Corona-Tagebuch 17

30. März 2020

Das erste Mal seit zwei Wochen tagsüber draußen gewesen. Für die Livestream-Reformbühne in den Wedding gefahren. Leichtes Unwohlsein, als ich den U-Bahnhof Rosenthaler Platz hinunter stiefele. Hatte mir einen Schal vor Mund und Nase gebunden. Schützt vielleicht 1%, aber immer noch besser als nichts, dachte ich. Die wenigen Fahrgäste, die sich außer mir in der Bahn befinden, gucken belustigt. An der Seestraße Zeuge eines Polizeieinsatzes geworden. Drei „südländisch“ aussehende Jugendliche rotteten sich wohl illegalerweise auf dem Bürgersteig zusammen. Im Echsen-Studio wasche ich mir gründlich die Hände, singe zwei mal hintereinander ‚Happy Birthday‘, wie es sich gehört.
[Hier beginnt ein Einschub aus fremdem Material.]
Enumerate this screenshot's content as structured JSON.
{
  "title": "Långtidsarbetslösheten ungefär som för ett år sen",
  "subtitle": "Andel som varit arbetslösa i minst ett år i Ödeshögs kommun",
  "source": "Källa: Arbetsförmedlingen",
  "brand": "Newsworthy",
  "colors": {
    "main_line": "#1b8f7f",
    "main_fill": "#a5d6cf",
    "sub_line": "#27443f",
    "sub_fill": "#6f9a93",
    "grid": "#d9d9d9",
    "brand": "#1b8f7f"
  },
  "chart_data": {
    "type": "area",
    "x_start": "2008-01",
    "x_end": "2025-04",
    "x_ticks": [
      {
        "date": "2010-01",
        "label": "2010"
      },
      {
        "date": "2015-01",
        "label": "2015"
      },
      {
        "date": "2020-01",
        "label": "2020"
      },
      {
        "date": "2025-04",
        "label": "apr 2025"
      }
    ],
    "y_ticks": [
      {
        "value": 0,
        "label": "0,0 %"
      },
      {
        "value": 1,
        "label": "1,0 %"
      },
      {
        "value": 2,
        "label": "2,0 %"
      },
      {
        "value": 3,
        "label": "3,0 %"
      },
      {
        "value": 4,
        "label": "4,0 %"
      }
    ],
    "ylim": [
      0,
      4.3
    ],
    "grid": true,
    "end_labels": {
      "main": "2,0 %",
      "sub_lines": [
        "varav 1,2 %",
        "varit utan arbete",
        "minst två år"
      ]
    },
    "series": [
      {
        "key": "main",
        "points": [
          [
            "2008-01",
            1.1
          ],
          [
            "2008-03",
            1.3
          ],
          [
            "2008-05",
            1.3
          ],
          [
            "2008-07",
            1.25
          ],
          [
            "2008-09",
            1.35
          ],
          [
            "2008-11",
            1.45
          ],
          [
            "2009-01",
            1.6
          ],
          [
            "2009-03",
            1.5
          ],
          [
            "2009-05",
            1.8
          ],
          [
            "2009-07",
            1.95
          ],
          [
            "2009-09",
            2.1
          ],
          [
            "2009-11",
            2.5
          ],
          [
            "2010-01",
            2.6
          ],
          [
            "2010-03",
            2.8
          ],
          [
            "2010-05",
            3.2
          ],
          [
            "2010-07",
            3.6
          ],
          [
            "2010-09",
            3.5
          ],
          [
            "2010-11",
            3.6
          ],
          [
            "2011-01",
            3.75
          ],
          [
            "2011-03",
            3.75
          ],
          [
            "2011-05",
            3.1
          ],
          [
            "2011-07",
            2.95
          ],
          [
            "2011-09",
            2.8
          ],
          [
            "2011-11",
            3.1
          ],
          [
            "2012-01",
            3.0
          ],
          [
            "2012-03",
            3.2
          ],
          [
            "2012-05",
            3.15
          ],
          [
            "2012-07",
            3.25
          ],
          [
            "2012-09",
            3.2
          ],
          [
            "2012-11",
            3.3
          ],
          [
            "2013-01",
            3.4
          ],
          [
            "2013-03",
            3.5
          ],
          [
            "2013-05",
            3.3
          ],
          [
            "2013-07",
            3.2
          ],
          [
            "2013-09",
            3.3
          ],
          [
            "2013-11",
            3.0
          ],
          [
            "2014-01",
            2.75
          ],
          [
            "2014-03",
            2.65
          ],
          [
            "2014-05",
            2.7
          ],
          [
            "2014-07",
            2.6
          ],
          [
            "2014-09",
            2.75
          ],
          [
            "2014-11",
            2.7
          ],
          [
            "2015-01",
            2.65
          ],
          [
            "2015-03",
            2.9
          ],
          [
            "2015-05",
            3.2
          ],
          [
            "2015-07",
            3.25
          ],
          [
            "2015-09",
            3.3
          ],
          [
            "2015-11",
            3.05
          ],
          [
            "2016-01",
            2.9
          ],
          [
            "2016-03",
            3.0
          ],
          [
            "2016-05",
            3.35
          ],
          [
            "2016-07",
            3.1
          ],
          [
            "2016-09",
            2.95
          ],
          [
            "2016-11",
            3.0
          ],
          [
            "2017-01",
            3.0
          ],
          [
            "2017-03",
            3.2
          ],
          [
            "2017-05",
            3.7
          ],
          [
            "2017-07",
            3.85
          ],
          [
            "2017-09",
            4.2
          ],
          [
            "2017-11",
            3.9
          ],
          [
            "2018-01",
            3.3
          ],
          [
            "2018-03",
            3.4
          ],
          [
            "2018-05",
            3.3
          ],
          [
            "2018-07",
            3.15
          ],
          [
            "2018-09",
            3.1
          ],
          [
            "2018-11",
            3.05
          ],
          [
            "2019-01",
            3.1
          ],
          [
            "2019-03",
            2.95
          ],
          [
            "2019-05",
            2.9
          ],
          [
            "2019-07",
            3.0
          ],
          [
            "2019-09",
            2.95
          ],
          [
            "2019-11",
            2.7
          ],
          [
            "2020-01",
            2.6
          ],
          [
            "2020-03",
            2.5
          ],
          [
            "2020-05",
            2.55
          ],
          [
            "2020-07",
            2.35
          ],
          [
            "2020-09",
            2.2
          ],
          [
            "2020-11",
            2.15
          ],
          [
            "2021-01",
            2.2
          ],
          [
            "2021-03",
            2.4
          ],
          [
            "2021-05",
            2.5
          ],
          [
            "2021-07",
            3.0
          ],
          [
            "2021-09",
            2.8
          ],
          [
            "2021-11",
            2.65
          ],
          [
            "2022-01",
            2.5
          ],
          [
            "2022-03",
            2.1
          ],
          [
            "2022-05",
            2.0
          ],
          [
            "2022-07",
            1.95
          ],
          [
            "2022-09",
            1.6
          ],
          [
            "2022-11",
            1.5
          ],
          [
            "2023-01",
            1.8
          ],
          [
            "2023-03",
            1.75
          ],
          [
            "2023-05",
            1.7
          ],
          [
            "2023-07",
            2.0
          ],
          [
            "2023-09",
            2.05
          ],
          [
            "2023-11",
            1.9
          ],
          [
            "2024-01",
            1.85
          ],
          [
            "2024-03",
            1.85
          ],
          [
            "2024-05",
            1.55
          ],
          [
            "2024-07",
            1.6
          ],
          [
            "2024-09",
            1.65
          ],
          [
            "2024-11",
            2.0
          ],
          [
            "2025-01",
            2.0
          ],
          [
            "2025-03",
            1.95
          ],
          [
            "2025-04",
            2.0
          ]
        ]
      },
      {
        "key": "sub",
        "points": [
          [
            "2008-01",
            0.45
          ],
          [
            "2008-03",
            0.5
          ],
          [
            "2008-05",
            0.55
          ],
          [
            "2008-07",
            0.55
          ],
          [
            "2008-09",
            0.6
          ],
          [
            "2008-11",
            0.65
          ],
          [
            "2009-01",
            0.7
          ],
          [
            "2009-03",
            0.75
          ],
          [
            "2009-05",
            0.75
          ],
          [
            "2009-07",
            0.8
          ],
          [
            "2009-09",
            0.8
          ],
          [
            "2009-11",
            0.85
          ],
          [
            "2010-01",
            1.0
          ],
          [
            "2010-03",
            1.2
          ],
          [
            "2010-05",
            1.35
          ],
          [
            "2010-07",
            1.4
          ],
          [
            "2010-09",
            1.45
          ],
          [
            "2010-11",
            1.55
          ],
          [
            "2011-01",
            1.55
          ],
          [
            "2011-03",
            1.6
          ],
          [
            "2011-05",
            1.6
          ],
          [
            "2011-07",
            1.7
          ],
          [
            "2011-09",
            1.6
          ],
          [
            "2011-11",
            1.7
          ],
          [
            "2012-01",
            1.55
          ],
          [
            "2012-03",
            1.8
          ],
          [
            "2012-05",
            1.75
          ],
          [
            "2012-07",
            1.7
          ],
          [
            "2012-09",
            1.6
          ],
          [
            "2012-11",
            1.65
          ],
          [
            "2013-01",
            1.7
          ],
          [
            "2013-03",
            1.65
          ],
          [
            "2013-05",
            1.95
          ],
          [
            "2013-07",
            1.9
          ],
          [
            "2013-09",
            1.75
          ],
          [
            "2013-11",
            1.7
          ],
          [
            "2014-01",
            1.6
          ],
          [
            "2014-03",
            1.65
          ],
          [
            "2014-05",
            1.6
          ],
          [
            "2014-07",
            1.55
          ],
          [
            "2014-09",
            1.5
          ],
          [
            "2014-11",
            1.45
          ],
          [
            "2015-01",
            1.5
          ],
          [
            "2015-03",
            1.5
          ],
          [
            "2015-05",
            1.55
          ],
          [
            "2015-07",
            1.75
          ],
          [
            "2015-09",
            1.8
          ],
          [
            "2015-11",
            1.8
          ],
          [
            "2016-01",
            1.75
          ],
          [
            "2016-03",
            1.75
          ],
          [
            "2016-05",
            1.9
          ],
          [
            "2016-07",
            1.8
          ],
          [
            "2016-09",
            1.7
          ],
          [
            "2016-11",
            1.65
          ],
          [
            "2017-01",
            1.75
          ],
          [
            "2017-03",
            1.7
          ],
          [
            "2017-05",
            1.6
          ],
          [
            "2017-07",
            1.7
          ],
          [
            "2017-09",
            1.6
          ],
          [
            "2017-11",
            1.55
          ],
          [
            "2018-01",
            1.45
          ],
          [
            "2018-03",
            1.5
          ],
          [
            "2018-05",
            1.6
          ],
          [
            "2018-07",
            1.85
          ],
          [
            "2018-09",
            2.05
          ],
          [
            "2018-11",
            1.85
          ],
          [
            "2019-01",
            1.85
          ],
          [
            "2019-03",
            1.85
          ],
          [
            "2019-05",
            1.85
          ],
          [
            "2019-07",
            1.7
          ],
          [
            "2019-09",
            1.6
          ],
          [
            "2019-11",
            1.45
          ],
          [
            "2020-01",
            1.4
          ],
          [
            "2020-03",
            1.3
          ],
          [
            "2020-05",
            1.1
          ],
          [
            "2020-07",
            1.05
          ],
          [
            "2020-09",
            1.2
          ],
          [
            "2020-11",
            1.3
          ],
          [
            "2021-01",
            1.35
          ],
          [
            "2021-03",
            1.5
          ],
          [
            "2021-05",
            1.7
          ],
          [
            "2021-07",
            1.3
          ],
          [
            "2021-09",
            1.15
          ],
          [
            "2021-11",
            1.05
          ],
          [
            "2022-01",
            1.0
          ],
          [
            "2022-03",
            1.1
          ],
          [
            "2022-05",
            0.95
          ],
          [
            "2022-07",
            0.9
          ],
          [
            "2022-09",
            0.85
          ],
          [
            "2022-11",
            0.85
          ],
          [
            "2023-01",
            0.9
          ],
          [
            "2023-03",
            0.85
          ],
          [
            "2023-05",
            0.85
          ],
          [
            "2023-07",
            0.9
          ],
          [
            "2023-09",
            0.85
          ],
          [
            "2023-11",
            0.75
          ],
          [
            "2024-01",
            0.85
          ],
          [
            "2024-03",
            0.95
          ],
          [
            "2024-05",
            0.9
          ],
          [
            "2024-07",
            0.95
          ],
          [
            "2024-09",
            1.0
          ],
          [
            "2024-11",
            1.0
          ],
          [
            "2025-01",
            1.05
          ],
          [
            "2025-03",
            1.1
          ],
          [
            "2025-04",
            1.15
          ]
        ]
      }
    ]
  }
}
Wir benutzen für die Mikrophone jeder einen eigenen Ploppschutz und halten Sicherheitsabstand zueinander. Es ist ungewohnt live vorzulesen ohne Publikum. Kann den Texten der anderen nicht wirklich folgen. Bin die ganze Zeit abgelenkt, weil man auf dem Bildschirm sehen kann, wie die Facebook-Zuschauer Herzchen und Smileys verteilen. Und dann ist da noch die Zahl, wie viele zugucken. Die verändert sich ständig. Spannend. Trump ist stolz auf die Quoten seiner täglichen Presse-Briefings zur Corona-Pandemie. Die seien vergleichbar mit jenen von Football-Übertragungen oder der Show ‚The Bachelor‘. Im Letzten gab er bekannt, wenn es gelänge durch die getroffenen Eindämmungsmaßnahmen die Todeszahlen in den USA auf 100.000 zu begrenzen, „haben wir einen guten Job gemacht“. Vorschlag für ’s nächste Mal, lieber die Zahl 1.000.000.000 nehmen, dann ist man auf der sicheren Seite und kann sich hinterher als Held feiern lassen. Grönland verbietet Alkohol, wegen Corona. In Moskau darf man mit seinem Hund nur noch maximal 100 m Gassi gehen. Und ich hab mich rasiert.

Tipp für heute: Schnell noch eine Flasche Bier kaufen.